New York Insider Tips – December 2017
Considering a co-op or condo on the lowest residential floor in a building? The typical “wet over dry” rules prohibiting the movement of kitchens or baths may not apply to you, giving you more renovation flexibility. Do your research ahead of time.
When buying a single-family home “on spec” in the outer boroughs or suburbs, be mindful of design options added during your construction process – it can create a mortgage approval issue. Over-improving the home with “abnormal for the neighborhood” additions may result in an appraisal issue if your deviations from typical planned unit model result in a home with a higher contracted build price than its comp-based value.
In a tight market, finding homes to bid on can be a challenge. Having an agent who thinks outside the box to find options is crucial. Methods can include owner direct mail overtures, revisiting buildings with the agent’s recent sales where they may have met owners, networking with co-broker lists to find off-market opportunities, reaching out on recently-expired listings, tempting the listing agents of on-market rentals, and more.
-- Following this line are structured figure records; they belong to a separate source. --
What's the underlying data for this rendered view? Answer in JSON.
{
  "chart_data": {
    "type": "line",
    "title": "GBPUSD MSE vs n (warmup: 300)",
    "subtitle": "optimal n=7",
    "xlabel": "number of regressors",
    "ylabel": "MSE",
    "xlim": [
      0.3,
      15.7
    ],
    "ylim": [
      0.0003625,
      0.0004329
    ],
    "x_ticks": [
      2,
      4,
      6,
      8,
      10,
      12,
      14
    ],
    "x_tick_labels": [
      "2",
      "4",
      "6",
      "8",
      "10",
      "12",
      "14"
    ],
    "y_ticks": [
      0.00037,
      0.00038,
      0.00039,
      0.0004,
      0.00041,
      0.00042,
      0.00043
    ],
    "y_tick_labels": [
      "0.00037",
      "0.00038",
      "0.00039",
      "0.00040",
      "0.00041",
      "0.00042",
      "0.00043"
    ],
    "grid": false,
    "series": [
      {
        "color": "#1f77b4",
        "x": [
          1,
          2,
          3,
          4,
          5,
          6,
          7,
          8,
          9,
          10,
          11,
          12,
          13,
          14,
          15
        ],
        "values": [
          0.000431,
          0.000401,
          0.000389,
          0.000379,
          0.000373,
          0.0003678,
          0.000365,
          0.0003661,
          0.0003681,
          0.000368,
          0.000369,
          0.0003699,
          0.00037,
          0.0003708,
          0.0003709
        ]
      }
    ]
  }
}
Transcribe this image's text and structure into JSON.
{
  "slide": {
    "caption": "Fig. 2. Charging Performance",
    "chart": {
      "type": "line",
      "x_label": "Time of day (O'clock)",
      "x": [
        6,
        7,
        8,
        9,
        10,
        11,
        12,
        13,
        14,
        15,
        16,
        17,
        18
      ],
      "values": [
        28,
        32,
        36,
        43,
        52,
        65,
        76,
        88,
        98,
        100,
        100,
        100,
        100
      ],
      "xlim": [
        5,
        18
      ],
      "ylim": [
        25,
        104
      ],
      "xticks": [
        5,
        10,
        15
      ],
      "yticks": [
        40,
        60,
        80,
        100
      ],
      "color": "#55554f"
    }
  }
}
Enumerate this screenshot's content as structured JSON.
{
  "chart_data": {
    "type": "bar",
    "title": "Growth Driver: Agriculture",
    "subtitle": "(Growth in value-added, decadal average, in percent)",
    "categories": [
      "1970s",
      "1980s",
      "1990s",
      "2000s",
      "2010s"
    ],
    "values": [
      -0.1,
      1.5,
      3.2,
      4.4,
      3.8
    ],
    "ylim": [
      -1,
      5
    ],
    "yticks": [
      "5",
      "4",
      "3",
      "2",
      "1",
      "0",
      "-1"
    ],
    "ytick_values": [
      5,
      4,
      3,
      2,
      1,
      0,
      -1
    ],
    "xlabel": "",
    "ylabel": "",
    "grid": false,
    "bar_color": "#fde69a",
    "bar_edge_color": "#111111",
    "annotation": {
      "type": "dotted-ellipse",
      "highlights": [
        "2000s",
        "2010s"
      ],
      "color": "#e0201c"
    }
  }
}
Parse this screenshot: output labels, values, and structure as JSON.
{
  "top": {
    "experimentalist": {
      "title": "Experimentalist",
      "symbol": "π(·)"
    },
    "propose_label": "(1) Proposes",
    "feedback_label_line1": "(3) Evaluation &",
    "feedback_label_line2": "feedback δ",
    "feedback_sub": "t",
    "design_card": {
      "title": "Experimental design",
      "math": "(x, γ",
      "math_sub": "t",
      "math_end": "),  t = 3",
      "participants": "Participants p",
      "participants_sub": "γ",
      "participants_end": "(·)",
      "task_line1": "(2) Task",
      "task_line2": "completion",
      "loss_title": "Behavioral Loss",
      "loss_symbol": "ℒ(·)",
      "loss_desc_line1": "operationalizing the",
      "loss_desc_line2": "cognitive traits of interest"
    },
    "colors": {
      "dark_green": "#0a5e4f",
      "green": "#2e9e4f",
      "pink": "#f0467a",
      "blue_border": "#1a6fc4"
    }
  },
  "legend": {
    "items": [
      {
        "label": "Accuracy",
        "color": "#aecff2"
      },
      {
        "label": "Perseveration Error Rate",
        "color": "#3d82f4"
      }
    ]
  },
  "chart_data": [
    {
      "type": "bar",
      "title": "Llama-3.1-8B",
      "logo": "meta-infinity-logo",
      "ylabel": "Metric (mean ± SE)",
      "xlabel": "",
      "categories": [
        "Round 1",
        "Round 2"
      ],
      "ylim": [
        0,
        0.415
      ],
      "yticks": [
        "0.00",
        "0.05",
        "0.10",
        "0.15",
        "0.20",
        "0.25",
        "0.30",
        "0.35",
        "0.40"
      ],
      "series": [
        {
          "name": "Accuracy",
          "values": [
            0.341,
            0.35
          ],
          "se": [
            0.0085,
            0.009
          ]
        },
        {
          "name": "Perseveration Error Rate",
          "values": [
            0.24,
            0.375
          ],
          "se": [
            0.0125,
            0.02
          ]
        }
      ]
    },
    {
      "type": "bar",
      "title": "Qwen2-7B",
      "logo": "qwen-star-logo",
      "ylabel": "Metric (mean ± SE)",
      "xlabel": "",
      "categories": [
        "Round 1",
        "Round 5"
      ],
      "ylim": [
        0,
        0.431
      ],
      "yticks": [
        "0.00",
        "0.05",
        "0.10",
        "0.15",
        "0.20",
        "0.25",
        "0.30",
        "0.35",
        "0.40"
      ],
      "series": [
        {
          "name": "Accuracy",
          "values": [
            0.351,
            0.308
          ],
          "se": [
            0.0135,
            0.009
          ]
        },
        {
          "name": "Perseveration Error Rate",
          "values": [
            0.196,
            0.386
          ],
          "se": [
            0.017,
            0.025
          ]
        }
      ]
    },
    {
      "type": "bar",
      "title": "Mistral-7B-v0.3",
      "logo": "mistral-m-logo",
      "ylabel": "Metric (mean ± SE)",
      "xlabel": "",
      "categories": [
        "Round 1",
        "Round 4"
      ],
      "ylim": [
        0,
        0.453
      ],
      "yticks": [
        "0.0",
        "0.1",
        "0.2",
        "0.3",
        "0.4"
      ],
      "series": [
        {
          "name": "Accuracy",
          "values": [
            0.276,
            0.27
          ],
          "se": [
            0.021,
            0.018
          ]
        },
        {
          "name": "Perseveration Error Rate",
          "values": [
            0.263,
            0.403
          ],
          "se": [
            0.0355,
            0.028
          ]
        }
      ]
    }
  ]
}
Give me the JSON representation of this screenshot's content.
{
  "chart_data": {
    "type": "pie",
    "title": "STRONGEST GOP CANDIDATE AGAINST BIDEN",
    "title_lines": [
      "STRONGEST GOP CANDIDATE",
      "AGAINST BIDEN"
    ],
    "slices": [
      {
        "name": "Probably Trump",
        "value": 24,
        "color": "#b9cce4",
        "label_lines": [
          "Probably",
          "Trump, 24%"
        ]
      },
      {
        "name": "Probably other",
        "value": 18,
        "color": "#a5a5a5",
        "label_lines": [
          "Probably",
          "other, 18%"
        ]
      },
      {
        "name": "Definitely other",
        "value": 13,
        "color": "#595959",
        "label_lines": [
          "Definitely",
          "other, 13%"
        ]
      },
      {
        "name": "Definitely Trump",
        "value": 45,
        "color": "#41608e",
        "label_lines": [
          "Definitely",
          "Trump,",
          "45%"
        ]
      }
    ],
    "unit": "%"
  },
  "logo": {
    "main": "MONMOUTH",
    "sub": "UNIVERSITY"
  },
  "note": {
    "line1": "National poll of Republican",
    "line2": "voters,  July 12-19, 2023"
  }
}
With stocks at record levels, potential purchasers of NYC co-ops may be tempted to borrow against their investments to fund a portion of their down payment to keep their money in the equity markets. Be forewarned, though, that boards will consider this as secondary financing when calculating debt-to-income ratios for approval, and may go as far as to prohibit it all together.
An offer on a co-op in New York City is not complete without a financial summary summarizing the potential shareholders’ income, assets, debt and other details. This document, commonly referred to as a REBNY (or Real Estate Board of New York) Financial Statement, should be completed honestly and completely as sellers will hold buyers to their disclosures during the approval phase.